Fair enough. If we are going to talk with each other about difficult matters, especially those involving injustice, oppression, and violence, not everyone is going to be able to keep his or her composure, and we all need to allow for that. Pent-up rage doesn’t usually get expressed in measured cadences.
I’d also say, however, that not everyone should have to keep his or her composure. It is good for us to see and hear, so we can begin to feel, rage…and frustration…and fear…and sadness.
These issues are not, after all, solely about the correctness of concepts, or the accuracy of analyses, or the plausibility of proposals. They are also about solidarity, connection, empathy. They are about “getting it” so we then can “get with it.”
That’s why, in other writings and speeches, I have advocated for women to tell their stories of gender discrimination so as to help the rest of us feel the way we need to feel, as well as think the way we ought to think. That’s the only way authentic gender equality will fully arrive.
And those stories won’t always be easy for people like me to hear, nor will they invariably have happy endings. But, as Aristotle told us, to be persuaded we need to be impressed by ethos (the character of the speaker) and pathos (the feelings the speaker arouses), and not just logos (the quality of the arguments).
I’ve done some listening and some advocating over the years—perhaps more than some of my readers would expect. My family took in poor young people on three separate occasions to live with us—for months—while their families were in turmoil. I was a teenager, and it was my bedroom that they were given. I didn’t like having to move rooms and bunk in with my little brother, but I was glad we could help. That was in the early 1970s.
I watched, aghast, the racist treatment of blacks and Mexicans in West Texas and remonstrated with my white bosses as far as I could (as a summer employee) in 1979.
I conversed with black people in my church, and interviewed some clients in my church’s emergency food bank, in the early 1980s in Chicago.
I listened to the pleas and arguments of lesbian feminists at the University of Chicago as early as 1983.
I studied the history of race relations and civil rights movements as a function of American and Canadian religious history between 1980 and 1985.
I participated in dialogues with native leaders, native women (many of whom feared some of those leaders), and others concerned about aboriginal self-government in the early 1990s as part of conferences on Canada’s national future. I taught native students at the University of Manitoba, taught native religion there, and engaged in dialogue with those students and my professorial colleagues in aboriginal studies throughout the 1990s.
I also became good friends with the head of women’s studies—an out lesbian, living with her lesbian partner, who studied lesbian domestic relations—in the later 1990s.

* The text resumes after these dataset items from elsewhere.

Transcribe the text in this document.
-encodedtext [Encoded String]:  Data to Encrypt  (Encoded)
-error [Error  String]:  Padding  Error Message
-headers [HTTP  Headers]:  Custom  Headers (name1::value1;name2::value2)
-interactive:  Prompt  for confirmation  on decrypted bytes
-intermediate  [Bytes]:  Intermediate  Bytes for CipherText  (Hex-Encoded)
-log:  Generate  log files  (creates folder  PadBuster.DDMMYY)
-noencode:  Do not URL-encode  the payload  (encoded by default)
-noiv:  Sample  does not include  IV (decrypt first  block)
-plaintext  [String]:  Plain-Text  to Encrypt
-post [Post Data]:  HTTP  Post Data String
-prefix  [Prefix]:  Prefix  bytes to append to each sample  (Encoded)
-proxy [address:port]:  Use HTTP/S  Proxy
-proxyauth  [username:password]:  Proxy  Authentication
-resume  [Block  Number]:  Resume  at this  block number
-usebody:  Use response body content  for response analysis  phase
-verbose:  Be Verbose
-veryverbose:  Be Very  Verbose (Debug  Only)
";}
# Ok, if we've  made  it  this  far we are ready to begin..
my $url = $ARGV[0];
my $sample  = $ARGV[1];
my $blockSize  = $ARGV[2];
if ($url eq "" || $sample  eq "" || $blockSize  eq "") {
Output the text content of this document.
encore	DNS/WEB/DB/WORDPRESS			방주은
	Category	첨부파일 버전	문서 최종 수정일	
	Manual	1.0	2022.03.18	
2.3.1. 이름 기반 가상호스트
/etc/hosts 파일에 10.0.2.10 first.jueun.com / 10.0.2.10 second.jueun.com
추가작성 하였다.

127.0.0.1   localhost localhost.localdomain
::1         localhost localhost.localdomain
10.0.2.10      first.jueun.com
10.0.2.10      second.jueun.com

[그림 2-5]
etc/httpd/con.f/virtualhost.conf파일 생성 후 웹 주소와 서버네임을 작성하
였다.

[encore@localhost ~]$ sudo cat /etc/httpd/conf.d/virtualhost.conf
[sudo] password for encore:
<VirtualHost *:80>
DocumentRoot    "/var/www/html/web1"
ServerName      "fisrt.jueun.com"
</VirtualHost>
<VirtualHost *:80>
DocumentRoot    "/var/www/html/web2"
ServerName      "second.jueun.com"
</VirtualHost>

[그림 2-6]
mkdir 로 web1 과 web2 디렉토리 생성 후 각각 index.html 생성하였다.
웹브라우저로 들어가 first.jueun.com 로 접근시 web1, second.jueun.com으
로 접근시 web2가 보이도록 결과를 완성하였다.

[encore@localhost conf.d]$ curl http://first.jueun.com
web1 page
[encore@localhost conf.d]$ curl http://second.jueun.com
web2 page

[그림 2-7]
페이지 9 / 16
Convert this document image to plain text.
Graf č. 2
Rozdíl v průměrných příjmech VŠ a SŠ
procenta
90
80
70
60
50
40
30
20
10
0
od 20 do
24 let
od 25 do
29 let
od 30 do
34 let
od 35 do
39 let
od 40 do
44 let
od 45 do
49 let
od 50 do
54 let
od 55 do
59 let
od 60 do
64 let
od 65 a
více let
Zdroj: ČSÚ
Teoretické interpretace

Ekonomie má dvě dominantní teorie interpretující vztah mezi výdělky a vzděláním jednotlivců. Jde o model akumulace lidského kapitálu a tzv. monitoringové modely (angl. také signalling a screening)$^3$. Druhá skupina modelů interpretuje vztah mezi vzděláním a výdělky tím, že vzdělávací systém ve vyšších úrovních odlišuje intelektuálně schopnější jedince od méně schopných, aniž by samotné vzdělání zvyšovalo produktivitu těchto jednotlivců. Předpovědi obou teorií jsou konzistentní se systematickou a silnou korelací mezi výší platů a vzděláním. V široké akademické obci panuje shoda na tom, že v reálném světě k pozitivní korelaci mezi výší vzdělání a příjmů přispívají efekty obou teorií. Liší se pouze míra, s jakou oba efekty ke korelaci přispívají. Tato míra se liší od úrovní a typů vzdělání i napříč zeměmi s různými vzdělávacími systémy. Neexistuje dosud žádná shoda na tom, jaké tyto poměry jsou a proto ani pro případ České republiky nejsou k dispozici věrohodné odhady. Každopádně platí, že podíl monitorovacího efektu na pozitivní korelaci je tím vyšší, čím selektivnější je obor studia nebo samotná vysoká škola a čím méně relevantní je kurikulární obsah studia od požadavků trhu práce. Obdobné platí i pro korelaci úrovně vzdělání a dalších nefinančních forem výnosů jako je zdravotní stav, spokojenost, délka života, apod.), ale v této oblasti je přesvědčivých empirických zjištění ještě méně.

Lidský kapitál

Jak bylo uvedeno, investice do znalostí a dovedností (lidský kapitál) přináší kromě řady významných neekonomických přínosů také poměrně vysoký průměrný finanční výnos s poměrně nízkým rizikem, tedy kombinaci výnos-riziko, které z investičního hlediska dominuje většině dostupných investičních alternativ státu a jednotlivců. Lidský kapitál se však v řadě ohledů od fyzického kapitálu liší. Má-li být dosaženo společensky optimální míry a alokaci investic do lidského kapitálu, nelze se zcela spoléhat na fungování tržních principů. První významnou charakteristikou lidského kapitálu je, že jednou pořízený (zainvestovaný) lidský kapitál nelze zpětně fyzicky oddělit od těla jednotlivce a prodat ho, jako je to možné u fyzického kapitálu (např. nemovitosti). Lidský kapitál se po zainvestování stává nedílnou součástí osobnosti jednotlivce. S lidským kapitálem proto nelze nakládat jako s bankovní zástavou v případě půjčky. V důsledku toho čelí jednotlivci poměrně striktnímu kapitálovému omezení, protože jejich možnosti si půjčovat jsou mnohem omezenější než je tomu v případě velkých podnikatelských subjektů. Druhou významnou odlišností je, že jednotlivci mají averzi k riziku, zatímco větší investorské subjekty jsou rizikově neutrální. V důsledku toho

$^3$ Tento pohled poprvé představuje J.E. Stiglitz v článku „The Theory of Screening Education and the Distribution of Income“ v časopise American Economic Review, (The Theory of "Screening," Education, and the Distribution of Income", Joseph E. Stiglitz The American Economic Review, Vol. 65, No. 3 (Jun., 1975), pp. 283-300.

I heeded the testimony of nurses working at Vancouver’s safe injection site and became persuaded to advocate for InSite in the next decade…as well as meeting and talking with native leaders in Vancouver and elsewhere in that decade as well.
I have learned a lot by this listening, and I have a lot more to learn. “You’re not as feminist as you think you are,” my beloved sometimes reminds me, and I realize that I will never be as feminist as I would like to be because I will never live life as a woman.